Note that the green-page branch already contains all the history of new-pages, which is why we merged the former instead of the latter. If this wasn’t the case, Git would complain when we try to run the following command.

git branch -d new-pages

We can go ahead and delete the green page branch, too.

git branch -d green-page

Conclusion

This module took an in-depth look at rebasing, resetting, and the reflog. We learned how to split old commits into one or more new commits, and how to revive “lost” commits. Hopefully, this has given you a better understanding of the interaction between the working directory, the stage, branches, and committed snapshots. We also explored some new options for displaying our commit history, which will become an important skill as our project grows.

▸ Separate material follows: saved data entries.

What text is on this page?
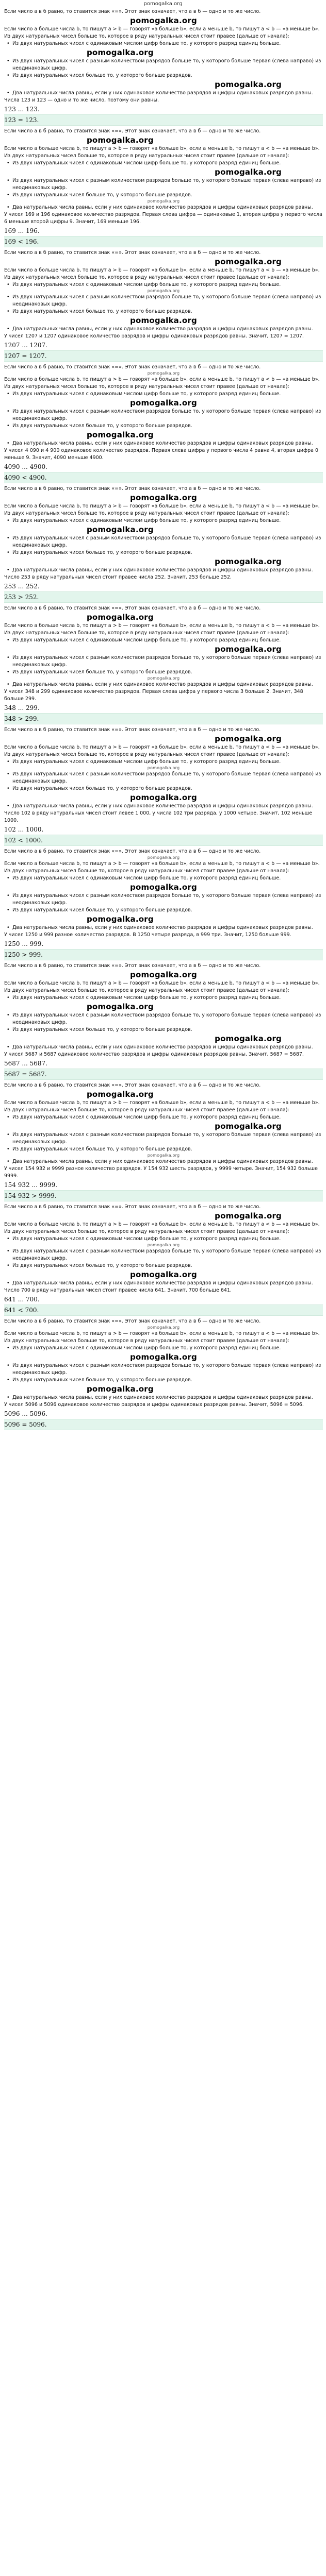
pomogalka.org
Если число a в б равно, то ставится знак «=». Этот знак означает, что a в б — одно и то же число.
pomogalka.org
Если число a больше числа b, то пишут a > b — говорят «a больше b», если a меньше b, то пишут a < b — «a меньше b».
Из двух натуральных чисел больше то, которое в ряду натуральных чисел стоит правее (дальше от начала):
• Из двух натуральных чисел с одинаковым числом цифр больше то, у которого разряд единиц больше.
pomogalka.org
• Из двух натуральных чисел с разным количеством разрядов больше то, у которого больше первая (слева направо) из неодинаковых цифр.
• Из двух натуральных чисел больше то, у которого больше разрядов.
pomogalka.org
• Два натуральных числа равны, если у них одинаковое количество разрядов и цифры одинаковых разрядов равны.
Числа 123 и 123 — одно и то же число, поэтому они равны.
123 ... 123.
123 = 123.
Если число a в б равно, то ставится знак «=». Этот знак означает, что a в б — одно и то же число.
pomogalka.org
Если число a больше числа b, то пишут a > b — говорят «a больше b», если a меньше b, то пишут a < b — «a меньше b».
Из двух натуральных чисел больше то, которое в ряду натуральных чисел стоит правее (дальше от начала):
• Из двух натуральных чисел с одинаковым числом цифр больше то, у которого разряд единиц больше.
pomogalka.org
• Из двух натуральных чисел с разным количеством разрядов больше то, у которого больше первая (слева направо) из неодинаковых цифр.
• Из двух натуральных чисел больше то, у которого больше разрядов.
pomogalka.org
• Два натуральных числа равны, если у них одинаковое количество разрядов и цифры одинаковых разрядов равны.
У чисел 169 и 196 одинаковое количество разрядов. Первая слева цифра — одинаковые 1, вторая цифра у первого числа 6 меньше второй цифры 9. Значит, 169 меньше 196.
169 ... 196.
169 < 196.
Если число a в б равно, то ставится знак «=». Этот знак означает, что a в б — одно и то же число.
pomogalka.org
Если число a больше числа b, то пишут a > b — говорят «a больше b», если a меньше b, то пишут a < b — «a меньше b».
Из двух натуральных чисел больше то, которое в ряду натуральных чисел стоит правее (дальше от начала):
• Из двух натуральных чисел с одинаковым числом цифр больше то, у которого разряд единиц больше.
pomogalka.org
• Из двух натуральных чисел с разным количеством разрядов больше то, у которого больше первая (слева направо) из неодинаковых цифр.
• Из двух натуральных чисел больше то, у которого больше разрядов.
pomogalka.org
• Два натуральных числа равны, если у них одинаковое количество разрядов и цифры одинаковых разрядов равны.
У чисел 1207 и 1207 одинаковое количество разрядов и цифры одинаковых разрядов равны. Значит, 1207 = 1207.
1207 ... 1207.
1207 = 1207.
Если число a в б равно, то ставится знак «=». Этот знак означает, что a в б — одно и то же число.
pomogalka.org
Если число a больше числа b, то пишут a > b — говорят «a больше b», если a меньше b, то пишут a < b — «a меньше b».
Из двух натуральных чисел больше то, которое в ряду натуральных чисел стоит правее (дальше от начала):
• Из двух натуральных чисел с одинаковым числом цифр больше то, у которого разряд единиц больше.
pomogalka.org
• Из двух натуральных чисел с разным количеством разрядов больше то, у которого больше первая (слева направо) из неодинаковых цифр.
• Из двух натуральных чисел больше то, у которого больше разрядов.
pomogalka.org
• Два натуральных числа равны, если у них одинаковое количество разрядов и цифры одинаковых разрядов равны.
У чисел 4 090 и 4 900 одинаковое количество разрядов. Первая слева цифра у первого числа 4 равна 4, вторая цифра 0 меньше 9. Значит, 4090 меньше 4900.
4090 ... 4900.
4090 < 4900.
Если число a в б равно, то ставится знак «=». Этот знак означает, что a в б — одно и то же число.
pomogalka.org
Если число a больше числа b, то пишут a > b — говорят «a больше b», если a меньше b, то пишут a < b — «a меньше b».
Из двух натуральных чисел больше то, которое в ряду натуральных чисел стоит правее (дальше от начала):
• Из двух натуральных чисел с одинаковым числом цифр больше то, у которого разряд единиц больше.
pomogalka.org
• Из двух натуральных чисел с разным количеством разрядов больше то, у которого больше первая (слева направо) из неодинаковых цифр.
• Из двух натуральных чисел больше то, у которого больше разрядов.
pomogalka.org
• Два натуральных числа равны, если у них одинаковое количество разрядов и цифры одинаковых разрядов равны.
Число 253 в ряду натуральных чисел стоит правее числа 252. Значит, 253 больше 252.
253 ... 252.
253 > 252.
Если число a в б равно, то ставится знак «=». Этот знак означает, что a в б — одно и то же число.
pomogalka.org
Если число a больше числа b, то пишут a > b — говорят «a больше b», если a меньше b, то пишут a < b — «a меньше b».
Из двух натуральных чисел больше то, которое в ряду натуральных чисел стоит правее (дальше от начала):
• Из двух натуральных чисел с одинаковым числом цифр больше то, у которого разряд единиц больше.
pomogalka.org
• Из двух натуральных чисел с разным количеством разрядов больше то, у которого больше первая (слева направо) из неодинаковых цифр.
• Из двух натуральных чисел больше то, у которого больше разрядов.
pomogalka.org
• Два натуральных числа равны, если у них одинаковое количество разрядов и цифры одинаковых разрядов равны.
У чисел 348 и 299 одинаковое количество разрядов. Первая слева цифра у первого числа 3 больше 2. Значит, 348 больше 299.
348 ... 299.
348 > 299.
Если число a в б равно, то ставится знак «=». Этот знак означает, что a в б — одно и то же число.
pomogalka.org
Если число a больше числа b, то пишут a > b — говорят «a больше b», если a меньше b, то пишут a < b — «a меньше b».
Из двух натуральных чисел больше то, которое в ряду натуральных чисел стоит правее (дальше от начала):
• Из двух натуральных чисел с одинаковым числом цифр больше то, у которого разряд единиц больше.
pomogalka.org
• Из двух натуральных чисел с разным количеством разрядов больше то, у которого больше первая (слева направо) из неодинаковых цифр.
• Из двух натуральных чисел больше то, у которого больше разрядов.
pomogalka.org
• Два натуральных числа равны, если у них одинаковое количество разрядов и цифры одинаковых разрядов равны.
Число 102 в ряду натуральных чисел стоит левее 1 000, у числа 102 три разряда, у 1000 четыре. Значит, 102 меньше 1000.
102 ... 1000.
102 < 1000.
Если число a в б равно, то ставится знак «=». Этот знак означает, что a в б — одно и то же число.
pomogalka.org
Если число a больше числа b, то пишут a > b — говорят «a больше b», если a меньше b, то пишут a < b — «a меньше b».
Из двух натуральных чисел больше то, которое в ряду натуральных чисел стоит правее (дальше от начала):
• Из двух натуральных чисел с одинаковым числом цифр больше то, у которого разряд единиц больше.
pomogalka.org
• Из двух натуральных чисел с разным количеством разрядов больше то, у которого больше первая (слева направо) из неодинаковых цифр.
• Из двух натуральных чисел больше то, у которого больше разрядов.
pomogalka.org
• Два натуральных числа равны, если у них одинаковое количество разрядов и цифры одинаковых разрядов равны.
У чисел 1250 и 999 разное количество разрядов. В 1250 четыре разряда, в 999 три. Значит, 1250 больше 999.
1250 ... 999.
1250 > 999.
Если число a в б равно, то ставится знак «=». Этот знак означает, что a в б — одно и то же число.
pomogalka.org
Если число a больше числа b, то пишут a > b — говорят «a больше b», если a меньше b, то пишут a < b — «a меньше b».
Из двух натуральных чисел больше то, которое в ряду натуральных чисел стоит правее (дальше от начала):
• Из двух натуральных чисел с одинаковым числом цифр больше то, у которого разряд единиц больше.
pomogalka.org
• Из двух натуральных чисел с разным количеством разрядов больше то, у которого больше первая (слева направо) из неодинаковых цифр.
• Из двух натуральных чисел больше то, у которого больше разрядов.
pomogalka.org
• Два натуральных числа равны, если у них одинаковое количество разрядов и цифры одинаковых разрядов равны.
У чисел 5687 и 5687 одинаковое количество разрядов и цифры одинаковых разрядов равны. Значит, 5687 = 5687.
5687 ... 5687.
5687 = 5687.
Если число a в б равно, то ставится знак «=». Этот знак означает, что a в б — одно и то же число.
pomogalka.org
Если число a больше числа b, то пишут a > b — говорят «a больше b», если a меньше b, то пишут a < b — «a меньше b».
Из двух натуральных чисел больше то, которое в ряду натуральных чисел стоит правее (дальше от начала):
• Из двух натуральных чисел с одинаковым числом цифр больше то, у которого разряд единиц больше.
pomogalka.org
• Из двух натуральных чисел с разным количеством разрядов больше то, у которого больше первая (слева направо) из неодинаковых цифр.
• Из двух натуральных чисел больше то, у которого больше разрядов.
pomogalka.org
• Два натуральных числа равны, если у них одинаковое количество разрядов и цифры одинаковых разрядов равны.
У чисел 154 932 и 9999 разное количество разрядов. У 154 932 шесть разрядов, у 9999 четыре. Значит, 154 932 больше 9999.
154 932 ... 9999.
154 932 > 9999.
Если число a в б равно, то ставится знак «=». Этот знак означает, что a в б — одно и то же число.
pomogalka.org
Если число a больше числа b, то пишут a > b — говорят «a больше b», если a меньше b, то пишут a < b — «a меньше b».
Из двух натуральных чисел больше то, которое в ряду натуральных чисел стоит правее (дальше от начала):
• Из двух натуральных чисел с одинаковым числом цифр больше то, у которого разряд единиц больше.
pomogalka.org
• Из двух натуральных чисел с разным количеством разрядов больше то, у которого больше первая (слева направо) из неодинаковых цифр.
• Из двух натуральных чисел больше то, у которого больше разрядов.
pomogalka.org
• Два натуральных числа равны, если у них одинаковое количество разрядов и цифры одинаковых разрядов равны.
Число 700 в ряду натуральных чисел стоит правее числа 641. Значит, 700 больше 641.
641 ... 700.
641 < 700.
Если число a в б равно, то ставится знак «=». Этот знак означает, что a в б — одно и то же число.
pomogalka.org
Если число a больше числа b, то пишут a > b — говорят «a больше b», если a меньше b, то пишут a < b — «a меньше b».
Из двух натуральных чисел больше то, которое в ряду натуральных чисел стоит правее (дальше от начала):
• Из двух натуральных чисел с одинаковым числом цифр больше то, у которого разряд единиц больше.
pomogalka.org
• Из двух натуральных чисел с разным количеством разрядов больше то, у которого больше первая (слева направо) из неодинаковых цифр.
• Из двух натуральных чисел больше то, у которого больше разрядов.
pomogalka.org
• Два натуральных числа равны, если у них одинаковое количество разрядов и цифры одинаковых разрядов равны.
У чисел 5096 и 5096 одинаковое количество разрядов и цифры одинаковых разрядов равны. Значит, 5096 = 5096.
5096 ... 5096.
5096 = 5096.
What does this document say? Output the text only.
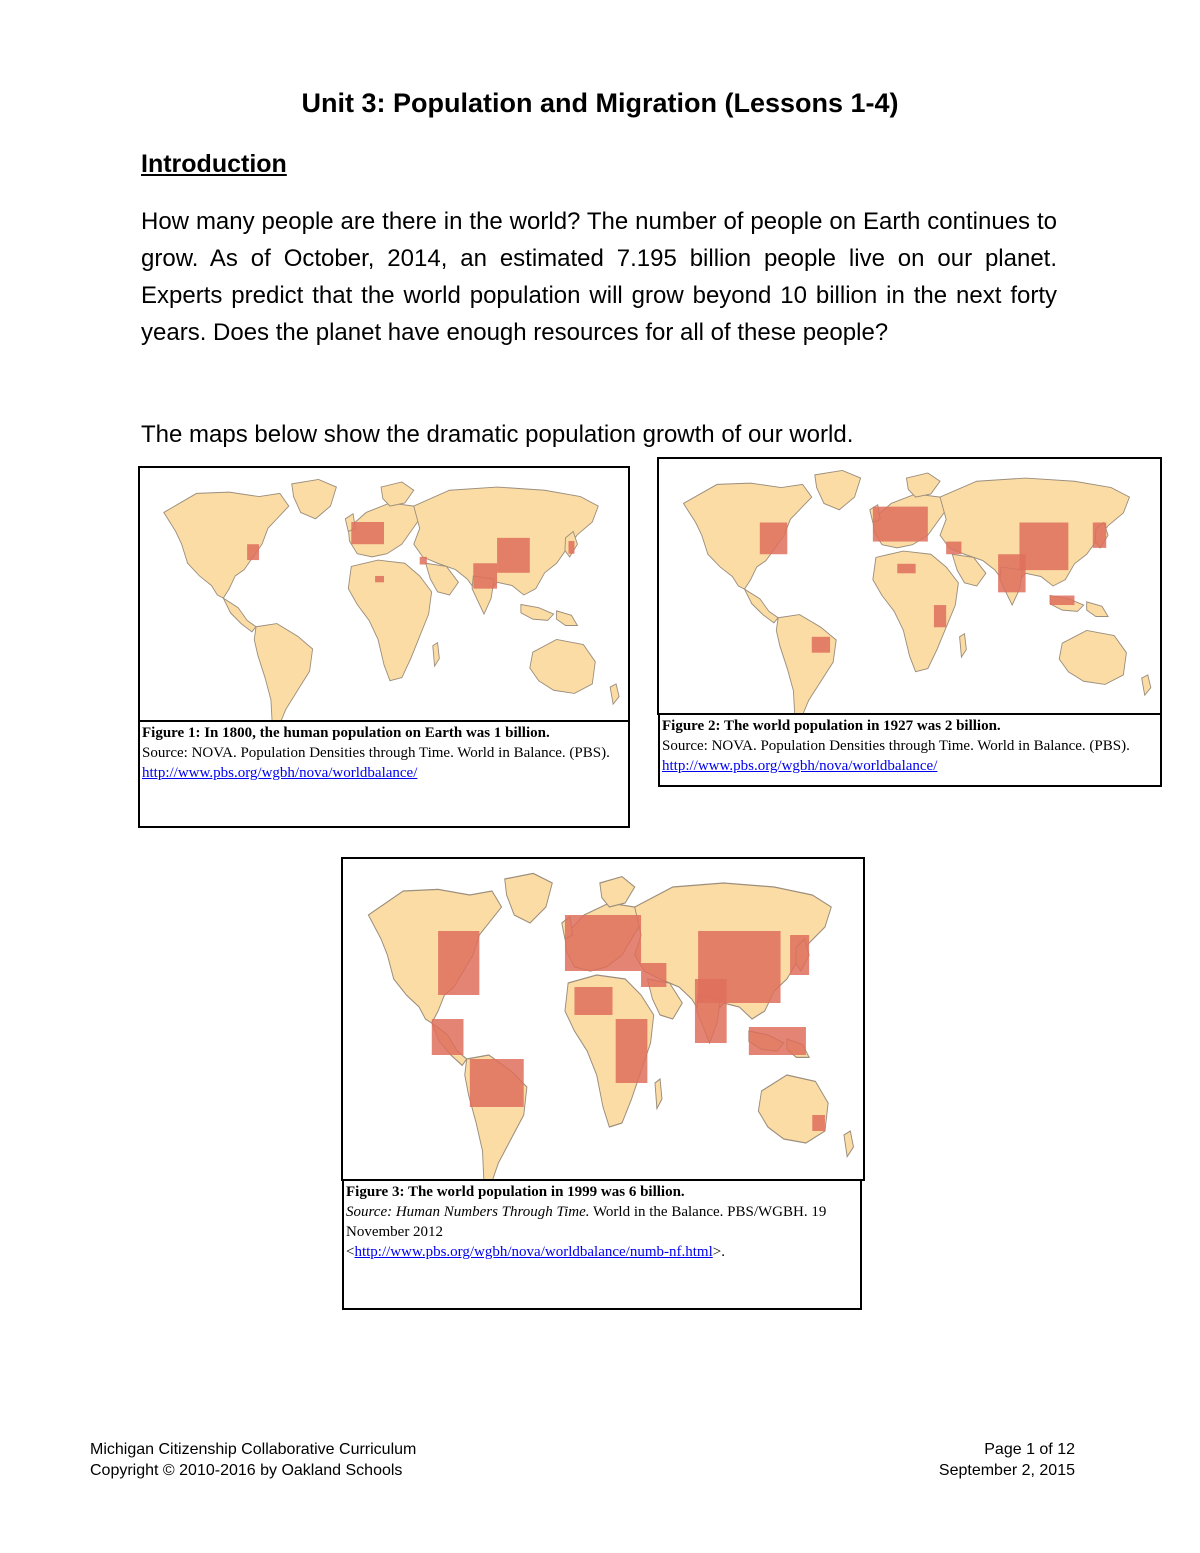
Unit 3: Population and Migration (Lessons 1-4)
Introduction
How many people are there in the world? The number of people on Earth continues to grow. As of October, 2014, an estimated 7.195 billion people live on our planet. Experts predict that the world population will grow beyond 10 billion in the next forty years. Does the planet have enough resources for all of these people?
The maps below show the dramatic population growth of our world.
Figure 1: In 1800, the human population on Earth was 1 billion.
Source: NOVA. Population Densities through Time. World in Balance. (PBS).
http://www.pbs.org/wgbh/nova/worldbalance/
Figure 2: The world population in 1927 was 2 billion.
Source: NOVA. Population Densities through Time. World in Balance. (PBS). http://www.pbs.org/wgbh/nova/worldbalance/
Figure 3: The world population in 1999 was 6 billion.
Source: Human Numbers Through Time. World in the Balance. PBS/WGBH. 19 November 2012
<http://www.pbs.org/wgbh/nova/worldbalance/numb-nf.html>.
Michigan Citizenship Collaborative Curriculum
Copyright © 2010-2016 by Oakland Schools
Page 1 of 12
September 2, 2015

We did a lot of work with branch tips this module. It’s important to realize that Git uses the tip of a branch to represent the entire branch. That is to say, a branch is actually a pointer to a single commit—not a container for a series of commits. This idea has been implicitly reflected in our diagrams:

Branch tips, not containers

The history is represented by the parent of each commit (designated by arrows), not the branch itself. So, to request a new branch, all Git has to do is create a reference to the current commit. And, to add a snapshot to a branch, it just has to move the branch reference to the new commit. An understanding of Git’s branch representation should make it easier to wrap your head around merging, rebasing, and other kinds of branch manipulation.

We’ll revisit Git’s internal representation of a repository in the final module of this tutorial. But now, we’re finally ready to discuss multi-user development, which happens to rely entirely on Git branches.

Quick Reference

git reflog
Display the local, chronological history of a repository.
git reset --mixed HEAD~<n>
Move the HEAD backward <n> commits, but don’t change the working directory.
git reset --hard HEAD~<n>
Move the HEAD backward <n> commits, and change the working directory to match.
git log <since>..<until>
Display the commits reachable from <until> but not from <since>. These parameters can be either commit ID’s or branch names.
git log --stat
Include extra information about altered files in the log output.